A Review of the Subchronic Toxicity of Butyl Benzyl Phthalate

This review compares the subchronic toxicity of butyl benzyl phthalate (BBP) across several species. Data from the published literature as well as previously unpublished studies sponsored by Monsanto are presented. BBP-induced toxicity occurs only at relatively high levels of exposure and is dependent on the species, age and strain of test animals used. These factors should be considered in extrapolating findings from animal toxicology studies to humans when assessing the safety of BBP.
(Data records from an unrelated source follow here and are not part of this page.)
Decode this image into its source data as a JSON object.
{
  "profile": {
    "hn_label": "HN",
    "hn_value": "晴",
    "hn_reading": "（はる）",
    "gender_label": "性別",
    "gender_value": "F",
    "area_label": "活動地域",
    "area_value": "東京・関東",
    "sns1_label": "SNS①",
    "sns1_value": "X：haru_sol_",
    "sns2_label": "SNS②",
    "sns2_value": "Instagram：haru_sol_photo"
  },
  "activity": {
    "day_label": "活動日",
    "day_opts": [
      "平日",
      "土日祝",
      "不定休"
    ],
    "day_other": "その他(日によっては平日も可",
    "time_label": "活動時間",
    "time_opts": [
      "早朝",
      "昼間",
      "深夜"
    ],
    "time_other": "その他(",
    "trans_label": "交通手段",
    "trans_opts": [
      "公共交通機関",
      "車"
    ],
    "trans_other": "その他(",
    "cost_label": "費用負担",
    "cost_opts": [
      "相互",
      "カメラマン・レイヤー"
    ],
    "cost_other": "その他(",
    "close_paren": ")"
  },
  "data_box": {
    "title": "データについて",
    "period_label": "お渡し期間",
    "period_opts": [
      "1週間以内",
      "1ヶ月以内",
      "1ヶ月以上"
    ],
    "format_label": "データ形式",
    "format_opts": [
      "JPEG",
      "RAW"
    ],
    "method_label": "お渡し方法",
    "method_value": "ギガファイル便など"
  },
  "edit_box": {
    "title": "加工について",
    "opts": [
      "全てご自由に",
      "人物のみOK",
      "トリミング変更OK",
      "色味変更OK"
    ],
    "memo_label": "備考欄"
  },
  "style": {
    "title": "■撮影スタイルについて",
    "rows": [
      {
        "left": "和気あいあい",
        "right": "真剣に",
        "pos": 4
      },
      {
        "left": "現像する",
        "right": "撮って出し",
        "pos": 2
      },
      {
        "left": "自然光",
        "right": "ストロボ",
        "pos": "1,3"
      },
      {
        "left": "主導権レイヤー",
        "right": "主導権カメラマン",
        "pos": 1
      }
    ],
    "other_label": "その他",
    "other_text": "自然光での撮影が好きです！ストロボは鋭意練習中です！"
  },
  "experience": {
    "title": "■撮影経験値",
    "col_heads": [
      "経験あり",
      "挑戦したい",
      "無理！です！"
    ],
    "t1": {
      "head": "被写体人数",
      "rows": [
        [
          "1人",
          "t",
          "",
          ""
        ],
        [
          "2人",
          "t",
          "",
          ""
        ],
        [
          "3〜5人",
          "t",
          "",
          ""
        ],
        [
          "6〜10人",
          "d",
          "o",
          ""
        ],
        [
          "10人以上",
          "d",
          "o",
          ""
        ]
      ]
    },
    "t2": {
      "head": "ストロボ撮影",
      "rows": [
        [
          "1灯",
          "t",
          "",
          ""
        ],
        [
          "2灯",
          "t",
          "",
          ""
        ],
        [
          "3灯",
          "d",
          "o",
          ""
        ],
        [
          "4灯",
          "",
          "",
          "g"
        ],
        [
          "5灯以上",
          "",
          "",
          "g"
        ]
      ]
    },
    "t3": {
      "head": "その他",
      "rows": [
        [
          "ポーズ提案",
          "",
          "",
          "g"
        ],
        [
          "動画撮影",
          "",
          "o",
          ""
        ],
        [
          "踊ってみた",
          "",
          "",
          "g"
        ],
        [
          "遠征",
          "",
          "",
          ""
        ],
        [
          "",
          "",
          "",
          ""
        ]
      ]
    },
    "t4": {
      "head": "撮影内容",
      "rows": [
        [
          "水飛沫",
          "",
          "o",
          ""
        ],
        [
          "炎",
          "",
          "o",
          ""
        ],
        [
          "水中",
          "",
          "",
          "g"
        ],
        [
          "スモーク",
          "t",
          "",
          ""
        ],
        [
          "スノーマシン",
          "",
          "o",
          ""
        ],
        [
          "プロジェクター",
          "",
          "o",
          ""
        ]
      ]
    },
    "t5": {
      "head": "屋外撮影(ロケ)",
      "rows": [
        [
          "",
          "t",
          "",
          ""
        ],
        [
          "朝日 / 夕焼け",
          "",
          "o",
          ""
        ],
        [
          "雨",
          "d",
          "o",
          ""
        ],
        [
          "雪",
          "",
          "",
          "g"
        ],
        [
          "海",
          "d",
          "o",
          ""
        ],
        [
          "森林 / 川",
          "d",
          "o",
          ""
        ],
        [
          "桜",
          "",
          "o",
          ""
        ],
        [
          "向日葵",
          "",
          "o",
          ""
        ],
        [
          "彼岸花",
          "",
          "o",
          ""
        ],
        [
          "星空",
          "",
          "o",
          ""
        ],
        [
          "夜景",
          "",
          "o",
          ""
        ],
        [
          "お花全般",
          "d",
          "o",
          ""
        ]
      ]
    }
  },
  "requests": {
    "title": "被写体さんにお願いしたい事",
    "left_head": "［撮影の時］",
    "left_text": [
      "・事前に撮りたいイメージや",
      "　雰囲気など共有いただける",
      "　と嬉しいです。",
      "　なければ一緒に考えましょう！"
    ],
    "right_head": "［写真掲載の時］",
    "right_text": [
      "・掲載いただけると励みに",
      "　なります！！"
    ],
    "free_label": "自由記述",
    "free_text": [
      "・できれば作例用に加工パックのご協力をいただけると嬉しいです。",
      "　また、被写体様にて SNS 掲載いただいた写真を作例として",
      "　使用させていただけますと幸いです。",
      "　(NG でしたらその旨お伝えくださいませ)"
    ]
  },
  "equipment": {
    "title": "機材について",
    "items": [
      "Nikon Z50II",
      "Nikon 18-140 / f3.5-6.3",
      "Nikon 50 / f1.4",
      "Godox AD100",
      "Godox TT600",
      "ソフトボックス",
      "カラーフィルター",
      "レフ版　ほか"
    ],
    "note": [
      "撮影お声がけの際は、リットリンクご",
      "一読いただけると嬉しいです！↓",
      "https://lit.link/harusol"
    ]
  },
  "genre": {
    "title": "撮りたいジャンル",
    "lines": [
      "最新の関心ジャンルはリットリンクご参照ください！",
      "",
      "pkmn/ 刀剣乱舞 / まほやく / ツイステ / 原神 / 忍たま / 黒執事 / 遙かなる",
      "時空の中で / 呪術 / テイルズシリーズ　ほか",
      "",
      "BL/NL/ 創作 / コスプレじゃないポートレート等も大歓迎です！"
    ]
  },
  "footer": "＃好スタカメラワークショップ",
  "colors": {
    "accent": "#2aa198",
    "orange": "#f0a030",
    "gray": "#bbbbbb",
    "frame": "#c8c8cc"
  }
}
Teratogenic Response of Dimethylacetamide in Rats

Pregnant CD rats (25/group) were used to determine the teratogenic potential of dimethylacetamide (DMAC). DMAC was administered in deionized water once a day by gavage on Days 6 through 19 of gestation at dosages of 0, 65, 160, and 400 mg/kg/day. Cesarean sections were performed on all females on Gestation Day 20. No treatment-related effects were observed in survival, appearance, or behavior at necropsy. Mean maternal body weight gain was reduced significantly only at the 400 mg/kg/day level. Fetotoxicity manifested by increased postimplantation loss was seen at the 400 mg/kg/day level while reduction in mean fetal body weights was noted at the 160 and 400 mg/kg/day test levels. Developmental variations (reduced ossification and unossified skeletal variations) were increased at the 400 mg/kg/day test level and corresponded to the reduced fetal body weights which were observed. Treatment-related malformations of the heart, major vessels and oral cavity, and anasarca were seen at the 400 mg/kg/day DMAC level. No teratogenic effect of DMAC treatment was observed at or below dosage levels of 160 mg/kg/day.

Teratology and multigeneration reproduction studies with maleic anhydride in rats

These studies were initiated to evaluate the effects of maleic anhydride on development and reproduction in CD rats. In the teratology study, pregnant rats (19-23/group) received 0, 30, 90, or 140 mg/kg/day maleic anhydride in corn oil orally from Days 6-15 of gestation and fetuses were examined for gross soft tissue and skeletal defects. A reduced weight gain or weight loss was observed in all maleic anhydride-treated groups between Days 6 and 9; however, mean weights of all groups were within 5% of control on Days 15 and 20. No treatment-related effects on fetal development were observed. In the multigeneration study, rats (10 males and 20 females/group) received 0, 20, 55, or 150 mg/kg/day maleic anhydride in corn oil orally and were mated to produce two generations, each with two litters. Groups of the same size from the second litter were used for subsequent generations and were given the same dose of maleic anhydride as were their parents. The high-dose group was terminated during the second generation due to treatment-related mortality in adults. Renal cortical necrosis occurred in high-dose Fo males and females. Increased kidney weights were observed in low- and mid-dose adult F1 females. No treatment-related effects on reproduction were observed with maleic anhydride at doses up to 55 mg/kg/day over two generations.